We all know people who talk a lot and some who are relatively quiet, speaking very little. How would your friends describe you? How many words do you suppose you speak each day? According to a recent study the average person speaks about 16,000 words a day. Do you consider yourself average? That seems to me to be a lot of talking!
This caused me to wonder, how many words are in the Bible? Of course it depends on which translation you use, but the count is somewhere just less than 800,000 words. That is a lot of words.
What if you were asked to reduce all of the Bible down to just one word? What is the one word that would summarize the entire Bible?
I’d like to suggest the word love would be a good possibility. The word love is found in every book of the New Testament with the exception of Acts. In fact, of the nine different writers of the New Testament books, each one addresses the idea of love. Listen to Jesus, Paul, James, John, Peter, and the Hebrew writer address this topic.
Recall in Matthew 22:36, when Jesus was asked to pick the one law He considered the most important. I’m told the Old Law consisted of a total of 613 do’s and don’ts. Of course the Pharisees were trying to get the Lord to make a statement that would divide the crowd. The lawyer asked Him to pick out one from the 613, which was most important. Jesus simply said to love GOD and to love your neighbor. Love.
Paul had much to say about the matter of love.
Gal 5:14 reads, “For all the law is fulfilled in one word, even in this: You shall love your neighbor as yourself.” This quote actually appears 1st in the OT book of Leviticus (19:18).
Paul said the same thing in Romans 13:10, when he said, “love is the fulfillment of the law.”
In Colossians 3, after enumerating a list of desirable things to put on, Paul says but above all these things put on love. Above all!
In 1 Corinthians 16:14, in the closing verses of the book, he says “Let all that you do be done with love.” All that you do!
In 1 Timothy 1:5, after urging Timothy to teach no other doctrine, Paul said “the purpose of the commandment is love…”
From 1 Corinthians 13, we know – love never ceases which is why the chapter ends declaring love to be greater than hope and faith. Love is eternal.

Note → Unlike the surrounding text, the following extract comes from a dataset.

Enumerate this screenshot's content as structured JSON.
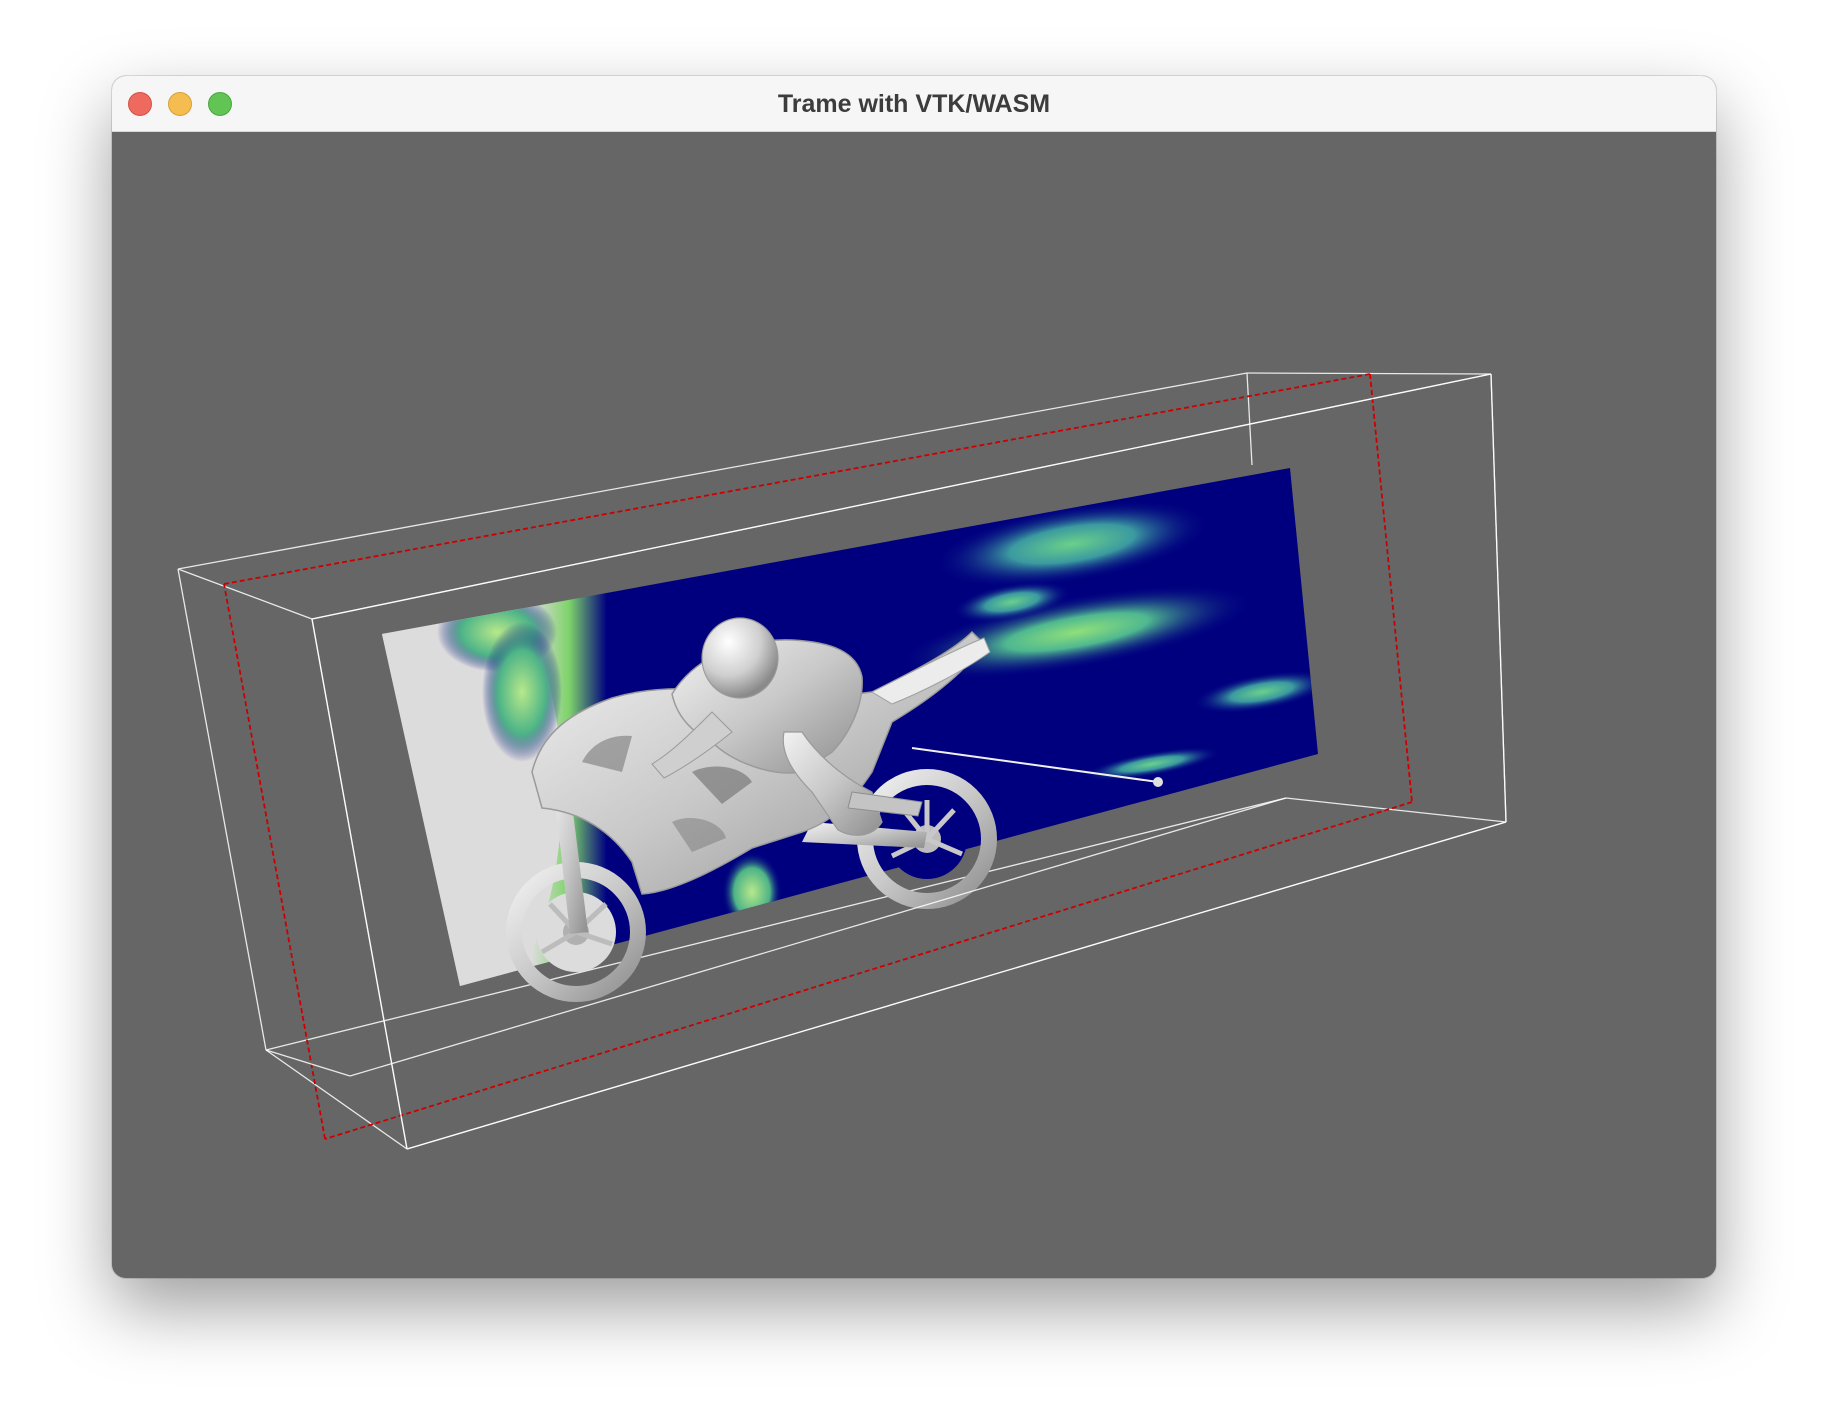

James, the brother of our Lord, reiterated the command in James 2:8 – You shall love your neighbor as yourself. James then went on to call this the royal law.
Of course we have 1 John 4:8 – let us love one another, for love is of GOD – for GOD is love.
1 Peter 4:8 – Above all things have fervent love for one another, for love will cover a multitude of sins. Above all things.
The Hebrew writer, in the closing chapter, begins by saying, “Let brotherly love continue.”
My one word is love. I think we have made a strong case for that.
I remember the words of a song from 1965 and think how true they ring today.
What the world needs now
Is love, sweet love
It’s the only thing
That there’s just too little of.
True then, true now. Let’s do our part to fix that.